Calon Suami

88.4K 2.8K 18
                                    

Aku baru saja selesai melaksanakan shalat Isya' saat ayahku, Wira Hardiyanto, memanggilku. Dengan cepat aku melipat mukenaku dan menyimpannya di dalam lemari pakaian. Setelah itu aku bergegas menemui Ayah yang sedang membaca buku di ruang tamu.

"Ya, Yah?" jawabku sambil mendekati beliau.
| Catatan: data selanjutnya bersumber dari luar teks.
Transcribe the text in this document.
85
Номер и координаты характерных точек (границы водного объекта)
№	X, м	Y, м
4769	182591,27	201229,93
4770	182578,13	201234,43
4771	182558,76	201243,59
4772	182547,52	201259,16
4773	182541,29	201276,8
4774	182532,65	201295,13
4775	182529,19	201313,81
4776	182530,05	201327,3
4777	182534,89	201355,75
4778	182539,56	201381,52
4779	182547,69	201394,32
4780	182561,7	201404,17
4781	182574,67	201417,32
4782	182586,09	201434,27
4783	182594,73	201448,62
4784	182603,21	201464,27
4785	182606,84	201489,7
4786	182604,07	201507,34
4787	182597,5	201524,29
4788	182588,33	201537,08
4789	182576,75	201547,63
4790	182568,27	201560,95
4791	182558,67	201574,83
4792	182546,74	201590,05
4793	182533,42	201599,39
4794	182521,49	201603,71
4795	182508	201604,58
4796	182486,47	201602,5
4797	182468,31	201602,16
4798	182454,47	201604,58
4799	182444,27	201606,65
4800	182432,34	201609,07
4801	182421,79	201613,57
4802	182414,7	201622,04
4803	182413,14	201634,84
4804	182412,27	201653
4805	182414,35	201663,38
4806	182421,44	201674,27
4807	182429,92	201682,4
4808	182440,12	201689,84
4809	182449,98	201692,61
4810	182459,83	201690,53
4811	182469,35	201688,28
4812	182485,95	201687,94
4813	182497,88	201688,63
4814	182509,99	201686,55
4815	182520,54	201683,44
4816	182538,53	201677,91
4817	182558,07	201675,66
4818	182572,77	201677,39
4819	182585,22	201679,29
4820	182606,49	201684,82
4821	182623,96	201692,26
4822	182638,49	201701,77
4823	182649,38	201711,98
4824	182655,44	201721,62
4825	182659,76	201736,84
"Kemarilah, Nak. Ayah ingin berbicara penting denganmu." kata Ayah dengan lembut sambil meletakkan buku yang dibacanya di atas meja. Aku segera duduk di sofa yang ada di depan Ayah bersamaan dengan Ibuku, Khairunnisa, muncul dari dapur membawakan segelas teh panas untuk Ayah

"Apa yang ingin Ayah bicarakan?" tanyaku setelah Ibu duduk di samping Ayah.

"Ayah senang dua minggu lagi kamu sudah akan wisuda, Nduk. Kamu berhasil menyelesaikan kuliahmu dalam waktu tiga tahun." kata Ayah dengan bangga. Aku tersenyum, tersipu mendengar Ayah memujiku.

"Ini juga berkat doa dari Ayah dan Ibu." ucapku jujur. Ayah dan Ibu tersenyum lembut padaku.

"Nduk, berapa usiamu sekarang?" tanya ayah.

"Bulan depan usiaku genap 22 tahun, yah. Kenapa Ayah tiba-tiba menanyakan usia?" tanyaku penasaran. Ayah menatap Ibu. Ibu mengangguk.

"Begini, Cah Ayu. Dua hari yang lalu, anaknya Pak Darso melamarmu." kata Ayah hati-hati. Aku bagaikan tersengat listrik saat mendengarnya. Aku bahkan tersedak oleh ludahku sendiri hingga terbatuk-batuk karena kaget.

"Ma-maksud ayah?" Tanyaku sambil menahan debaran di dalam dadaku saat batuk ku sudah reda.

"Anaknya pak Darso, namanya Faisal Maheswara. Dia ingin menjadikanmu sebagai istrinya." jawab Ayah lagi.

"Se-sebentar, Ayah! Aku... Aku masih kurang paham. Siapa Pak Darso? Kenapa tiba-tiba anaknya melamarku?" tanyaku bingung.

"Pak Darso itu sahabat ayah, Kirana. Dulu, sebelum kita pindah ke Jakarta, beliau sering berkunjung ke rumah kita di Depok. Kamu pernah bertemu Faisal sekali saat itu. Kalau tidak salah, saat itu kamu duduk di bangku kelas 1 SMP dan Faisal kelas 3 SMA. Mungkin kamu sudah lupa. Tapi Faisal selalu mengingatmu." Kata ibu sambil tersenyum sementara tubuhku tiba-tiba terasa kaku.

Mendengar perkataan ibu, aku mencoba mengingat-ingat tentang keluarga Pak Darso. Tapi aku sama sekali tidak ingat apakah aku pernah bertemu dengan Faisal itu.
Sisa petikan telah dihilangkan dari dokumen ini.